Le test face aux Pays-Bas début juin constituera un véritable baromètre de compétitivité. Dans un stade plein à Rotterdam, Petkovic pourra mesurer la solidité défensive, l’efficacité des transitions et la capacité de son équipe à absorber la pression, malgré les absences notables. Enfin, l’Italie, si elle se qualifie, offrira un dernier choc tactique et physique, idéal pour ajuster les derniers détails et préparer l’entrée dans la phase finale du tournoi mondial.
Une approche globale et prudente
La philosophie de Petkovic combine exigence physique, planification stratégique et prudence médicale. Les blessures de Belghali, Hadjam, Atal et Chergui rappellent que la gestion des cadres est cruciale : un retour précipité pourrait compromettre la saison et l’objectif mondial.
Le technicien bosnien insiste donc sur la récupération complète, la rééducation spécifique et le suivi personnalisé pour chaque joueur, tout en maintenant un rythme d’entraînement adapté aux absences et aux alternances de joueurs. La dimension psychologique est également au cœur de la préparation.
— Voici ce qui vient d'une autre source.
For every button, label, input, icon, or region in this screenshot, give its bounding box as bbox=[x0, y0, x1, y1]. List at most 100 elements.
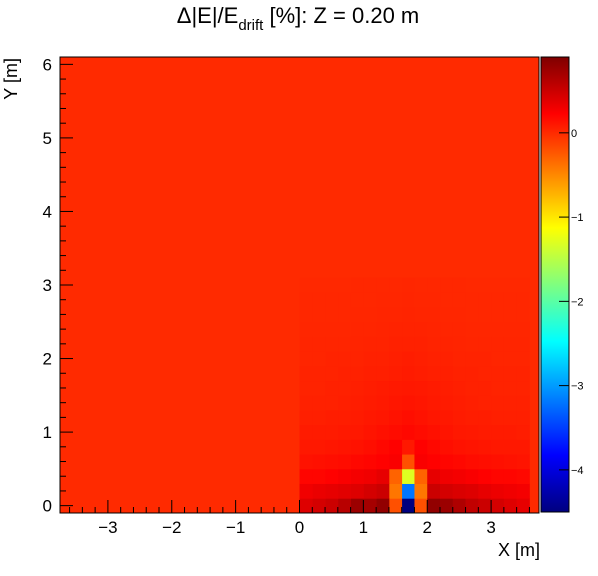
heatmap-cell bbox=[363, 380, 377, 396]
y-axis-label: Y [m] bbox=[1, 58, 21, 100]
heatmap-cell bbox=[414, 498, 428, 514]
heatmap-cell bbox=[414, 292, 428, 308]
heatmap-cell bbox=[401, 498, 415, 514]
heatmap-cell bbox=[503, 424, 518, 440]
heatmap-cell bbox=[440, 321, 454, 337]
heatmap-cell bbox=[312, 351, 326, 367]
heatmap-cell bbox=[337, 498, 351, 514]
heatmap-cell bbox=[325, 454, 339, 470]
heatmap-cell bbox=[440, 468, 454, 484]
y-tick-label: 1 bbox=[43, 423, 52, 442]
heatmap-cell bbox=[452, 380, 466, 396]
heatmap-cell bbox=[503, 468, 518, 484]
heatmap-cell bbox=[299, 307, 313, 323]
heatmap-cell bbox=[312, 321, 326, 337]
heatmap-cell bbox=[401, 483, 415, 499]
heatmap-cell bbox=[337, 351, 351, 367]
heatmap-cell bbox=[401, 292, 415, 308]
heatmap-cell bbox=[440, 351, 454, 367]
heatmap-cell bbox=[478, 336, 492, 352]
heatmap-cell bbox=[299, 336, 313, 352]
heatmap-cell bbox=[337, 380, 351, 396]
heatmap-cell bbox=[401, 454, 415, 470]
heatmap-cell bbox=[401, 321, 415, 337]
heatmap-cell bbox=[465, 454, 479, 470]
heatmap-cell bbox=[440, 439, 454, 455]
heatmap-cell bbox=[465, 292, 479, 308]
heatmap-cell bbox=[427, 336, 441, 352]
heatmap-cell bbox=[401, 439, 415, 455]
heatmap-cell bbox=[337, 395, 351, 411]
heatmap-cell bbox=[350, 365, 364, 382]
heatmap-cell bbox=[465, 468, 479, 484]
heatmap-cell bbox=[516, 307, 530, 323]
heatmap-cell bbox=[427, 365, 441, 382]
heatmap-cell bbox=[325, 498, 339, 514]
heatmap-cell bbox=[414, 365, 428, 382]
heatmap-cell bbox=[516, 410, 530, 426]
heatmap-cell bbox=[401, 336, 415, 352]
heatmap-cell bbox=[337, 483, 351, 499]
heatmap-cell bbox=[516, 468, 530, 484]
heatmap-cell bbox=[337, 439, 351, 455]
colorbar-gradient bbox=[540, 56, 570, 513]
heatmap-cell bbox=[491, 454, 505, 470]
x-tick-label: 1 bbox=[359, 518, 368, 537]
heatmap-cell bbox=[312, 468, 326, 484]
heatmap-cell bbox=[465, 395, 479, 411]
heatmap-cell bbox=[325, 424, 339, 440]
heatmap-cell bbox=[414, 351, 428, 367]
heatmap-cell bbox=[337, 365, 351, 382]
heatmap-cell bbox=[363, 351, 377, 367]
heatmap-cell bbox=[350, 351, 364, 367]
heatmap-cell bbox=[388, 483, 403, 499]
heatmap-cell bbox=[516, 365, 530, 382]
heatmap-cell bbox=[363, 498, 377, 514]
heatmap-cell bbox=[350, 307, 364, 323]
chart-title-suffix: [%]: Z = 0.20 m bbox=[263, 3, 419, 28]
heatmap-cell bbox=[491, 321, 505, 337]
heatmap-cell bbox=[414, 454, 428, 470]
heatmap-cell bbox=[427, 439, 441, 455]
heatmap-cell bbox=[516, 498, 530, 514]
heatmap-cell bbox=[376, 483, 390, 499]
heatmap-cell bbox=[427, 468, 441, 484]
heatmap-cell bbox=[312, 336, 326, 352]
plot-area bbox=[59, 56, 540, 514]
heatmap-cell bbox=[363, 277, 377, 293]
heatmap-cell bbox=[388, 380, 403, 396]
heatmap-cell bbox=[376, 380, 390, 396]
y-tick-label: 4 bbox=[43, 202, 52, 221]
heatmap-cell bbox=[414, 380, 428, 396]
heatmap-cell bbox=[299, 277, 313, 293]
heatmap-cell bbox=[440, 380, 454, 396]
heatmap-cell bbox=[350, 321, 364, 337]
heatmap-cell bbox=[401, 468, 415, 484]
heatmap-cell bbox=[503, 292, 518, 308]
heatmap-cell bbox=[452, 365, 466, 382]
heatmap-cell bbox=[299, 483, 313, 499]
heatmap-cell bbox=[478, 365, 492, 382]
heatmap-cell bbox=[503, 395, 518, 411]
heatmap-cell bbox=[325, 351, 339, 367]
heatmap-cell bbox=[325, 321, 339, 337]
heatmap-cell bbox=[337, 277, 351, 293]
heatmap-cell bbox=[427, 380, 441, 396]
heatmap-cell bbox=[363, 439, 377, 455]
heatmap-cell bbox=[337, 321, 351, 337]
y-tick-label: 3 bbox=[43, 276, 52, 295]
heatmap-cell bbox=[516, 454, 530, 470]
heatmap-cell bbox=[401, 410, 415, 426]
heatmap-cell bbox=[491, 483, 505, 499]
heatmap-cell bbox=[401, 277, 415, 293]
heatmap-cell bbox=[299, 395, 313, 411]
heatmap-cell bbox=[414, 307, 428, 323]
heatmap-cell bbox=[427, 483, 441, 499]
heatmap-cell bbox=[427, 292, 441, 308]
heatmap-cell bbox=[337, 424, 351, 440]
heatmap-cell bbox=[414, 410, 428, 426]
heatmap-cell bbox=[465, 424, 479, 440]
heatmap-cell bbox=[516, 351, 530, 367]
heatmap-cell bbox=[401, 395, 415, 411]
Les joueurs revenant de blessures longues doivent retrouver confiance et rythme compétitif, un processus qui nécessite patience et accompagnement. Les staff médicaux et techniques collaborent étroitement pour garantir que chaque joueur puisse retrouver ses capacités optimales au moment crucial du sprint final vers le Mondial. En somme, la préparation des Verts se veut progressive et méthodique.
L’enchaînement des matchs contre des adversaires de difficulté croissante, la gestion des blessures et le suivi individuel des joueurs clés comme Belghali, Hadjam, Atal et Chergui constituent la feuille de route de Petkovic. À moins de deux semaines du rassemblement de mars, la stratégie est claire : assurer une montée en puissance durable, protéger les joueurs fragilisés et optimiser les automatismes pour que l’Algérie aborde la Coupe du Monde 2026 dans les meilleures conditions possibles.